Dejan Lukovic: „Man muss nicht jeden schlechten Kompromiss eingehen“

Dejan Lukovic, der für die Grünen im Innsbrucker Gemeinderat sitzt, war einer von nur fünfzehn Delegierten am Bundeskongress der Grünen, der gegen das Regierungsabkommen gestimmt hat. Im Interview mit Rainer Hackauf erneuert er nach eineinhalb Monaten Türkis-Grün seine Kritik. Ein Gespräch über Häme, die er nachvollziehen kann, den Streit mit den Jungen Grünen und die Sektion 8 in der SPÖ.

Mosaik: Warst du überrascht von der hohen Zustimmung der grünen Delegierten zum türkis-grünen Regierungsabkommen?

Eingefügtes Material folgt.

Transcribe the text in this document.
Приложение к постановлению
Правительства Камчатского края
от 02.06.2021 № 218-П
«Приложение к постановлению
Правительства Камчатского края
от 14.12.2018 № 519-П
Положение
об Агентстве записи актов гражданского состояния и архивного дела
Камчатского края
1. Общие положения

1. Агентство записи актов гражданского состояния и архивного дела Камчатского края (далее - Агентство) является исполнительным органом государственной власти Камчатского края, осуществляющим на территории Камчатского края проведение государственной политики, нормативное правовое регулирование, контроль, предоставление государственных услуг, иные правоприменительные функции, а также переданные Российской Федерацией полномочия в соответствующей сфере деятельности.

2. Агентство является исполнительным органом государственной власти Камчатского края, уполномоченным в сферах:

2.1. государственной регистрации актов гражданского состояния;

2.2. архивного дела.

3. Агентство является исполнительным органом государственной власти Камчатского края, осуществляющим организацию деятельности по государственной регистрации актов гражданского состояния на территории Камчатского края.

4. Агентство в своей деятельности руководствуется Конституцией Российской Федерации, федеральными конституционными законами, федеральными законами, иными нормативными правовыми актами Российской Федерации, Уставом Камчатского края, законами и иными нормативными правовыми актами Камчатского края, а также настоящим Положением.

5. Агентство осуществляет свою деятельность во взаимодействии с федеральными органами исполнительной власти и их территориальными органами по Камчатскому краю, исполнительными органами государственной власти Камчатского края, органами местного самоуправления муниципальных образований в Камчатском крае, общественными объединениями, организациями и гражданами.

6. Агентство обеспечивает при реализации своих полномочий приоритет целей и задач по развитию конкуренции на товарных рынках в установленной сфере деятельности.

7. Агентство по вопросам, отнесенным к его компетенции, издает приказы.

Dejan Lukovic: Ich glaube, am meisten waren die Befürworter_innen selbst über die 93 Prozent überrascht. Zumindest habe ich noch einige Gespräche vor Ort und danach geführt. Alle haben da gemeint, sie hätten sich ein niedrigeres Ergebnis erwartet, manche sogar erwünscht. Warum erwünscht? Damit es nicht so aussieht, dass man es abfeiert, mit dieser Kurz-ÖVP in eine Koalition zu gehen.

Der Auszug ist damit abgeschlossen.